I was pleased to see Hillary Clinton take on Jeb Bush forcefully before the annual conference of the National Urban League.

Jeb! has been trying to position himself as a moderate, which he is not. He is as hard-right as Scott Walker but knows he has to keep his conservatism under wraps, at least until he nails down the nomination. After all, among the GOP candidates, he has raised the most money and has the most powerful connections in the party.

Mrs. Clinton, a Democratic candidate for president, latched onto Mr. Bush’s campaign slogan and the name of his “super PAC” —Right to Rise, his shorthand for a conservative agenda of self-reliance and hope — and turned it into a verbal spear.

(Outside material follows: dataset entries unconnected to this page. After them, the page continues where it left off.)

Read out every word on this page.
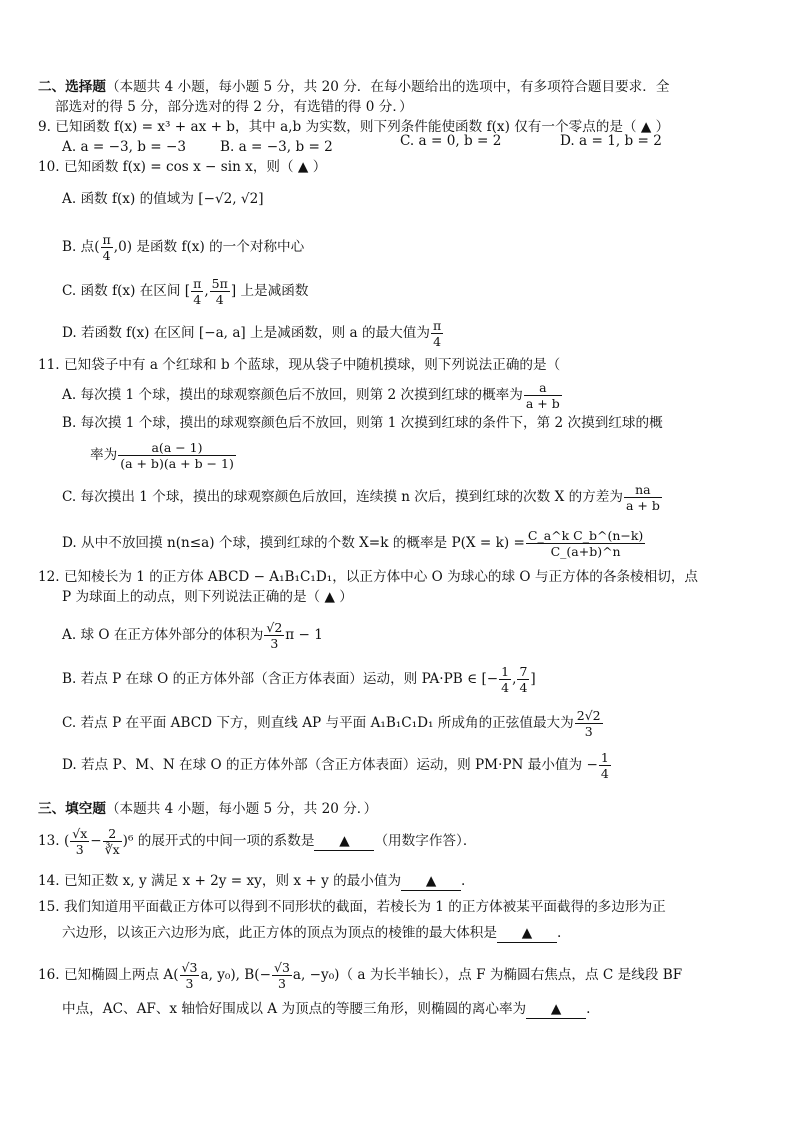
二、选择题（本题共 4 小题，每小题 5 分，共 20 分．在每小题给出的选项中，有多项符合题目要求．全
部选对的得 5 分，部分选对的得 2 分，有选错的得 0 分．）
9. 已知函数 f(x) = x³ + ax + b，其中 a,b 为实数，则下列条件能使函数 f(x) 仅有一个零点的是（ ▲ ）
A. a = −3, b = −3 B. a = −3, b = 2	C. a = 0, b = 2	D. a = 1, b = 2
10. 已知函数 f(x) = cos x − sin x，则（ ▲ ）
A. 函数 f(x) 的值域为 [−√2, √2]
B. 点( $\frac{\pi}{4} ,0$) 是函数 f(x) 的一个对称中心
C. 函数 f(x) 在区间 [ $\frac{\pi}{4}$ , $\frac{5\pi}{4}$ ] 上是减函数
D. 若函数 f(x) 在区间 [−a, a] 上是减函数，则 a 的最大值为 $\frac{\pi}{4}$
11. 已知袋子中有 a 个红球和 b 个蓝球，现从袋子中随机摸球，则下列说法正确的是（
A. 每次摸 1 个球，摸出的球观察颜色后不放回，则第 2 次摸到红球的概率为 $\frac{a}{a + b}$
B. 每次摸 1 个球，摸出的球观察颜色后不放回，则第 1 次摸到红球的条件下，第 2 次摸到红球的概
率为 $\frac{a(a - 1)}{(a + b)(a + b - 1)}$
C. 每次摸出 1 个球，摸出的球观察颜色后放回，连续摸 n 次后，摸到红球的次数 X 的方差为 $\frac{na}{a + b}$
D. 从中不放回摸 n(n≤a) 个球，摸到红球的个数 X=k 的概率是 $P(X = k) = \frac{\text{C\_a\textasciicircum{}k C\_b\textasciicircum{}(n−k)}}{C\_(a+b)\^{}n}$
12. 已知棱长为 1 的正方体 ABCD − A₁B₁C₁D₁，以正方体中心 O 为球心的球 O 与正方体的各条棱相切，点
P 为球面上的动点，则下列说法正确的是（ ▲ ）
A. 球 O 在正方体外部分的体积为 $\frac{√2}{3}$ π − 1
B. 若点 P 在球 O 的正方体外部（含正方体表面）运动，则 PA·PB ∈ [− $\frac{1}{4}$ , $\frac{7}{4}$ ]
C. 若点 P 在平面 ABCD 下方，则直线 AP 与平面 A₁B₁C₁D₁ 所成角的正弦值最大为 $\frac{2√2}{3}$
D. 若点 P、M、N 在球 O 的正方体外部（含正方体表面）运动，则 PM·PN 最小值为 − $\frac{1}{4}$
三、填空题（本题共 4 小题，每小题 5 分，共 20 分．）
13. ( $\frac{√x}{3} - \frac{2}{∛x} )^6$ 的展开式的中间一项的系数是 ▲ （用数字作答）．
14. 已知正数 x, y 满足 x + 2y = xy，则 x + y 的最小值为 ▲ .
15. 我们知道用平面截正方体可以得到不同形状的截面，若棱长为 1 的正方体被某平面截得的多边形为正
六边形，以该正六边形为底，此正方体的顶点为顶点的棱锥的最大体积是 ▲ .
16. 已知椭圆上两点 $A( \frac{√3}{3} a$, y₀), $B(- \frac{√3}{3} a$, −y₀)（ a 为长半轴长），点 F 为椭圆右焦点，点 C 是线段 BF
中点，AC、AF、x 轴恰好围成以 A 为顶点的等腰三角形，则椭圆的离心率为 ▲ .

“People can’t rise if they can’t afford health care,” Mrs. Clinton said to applause from conventiongoers, a dig at Mr. Bush’s opposition to the Affordable Care Act.

“They can’t rise if the minimum wage is too low to live on,” she said, a jab at his opposition to raising the federal minimum wage.

“They can’t rise if their governor makes it harder for them to get a college education,” she said, a critique of Mr. Bush’s decision as governor to eliminate affirmative action in college admissions.

When Mr. Bush reached the lectern, declaring, “I believe in the right to rise in this country,” the scent of political gunpowder was still in the air.

Jeb’s staff complained that Hillary had “passed over a chance to unite…” What? Since when do  political opponents competing for the Presidency “unite”?

Now if Hillary goes after Jeb’s dismal education record and his passion for school privatization and his shredding of teachers’ professionalism, that will be something.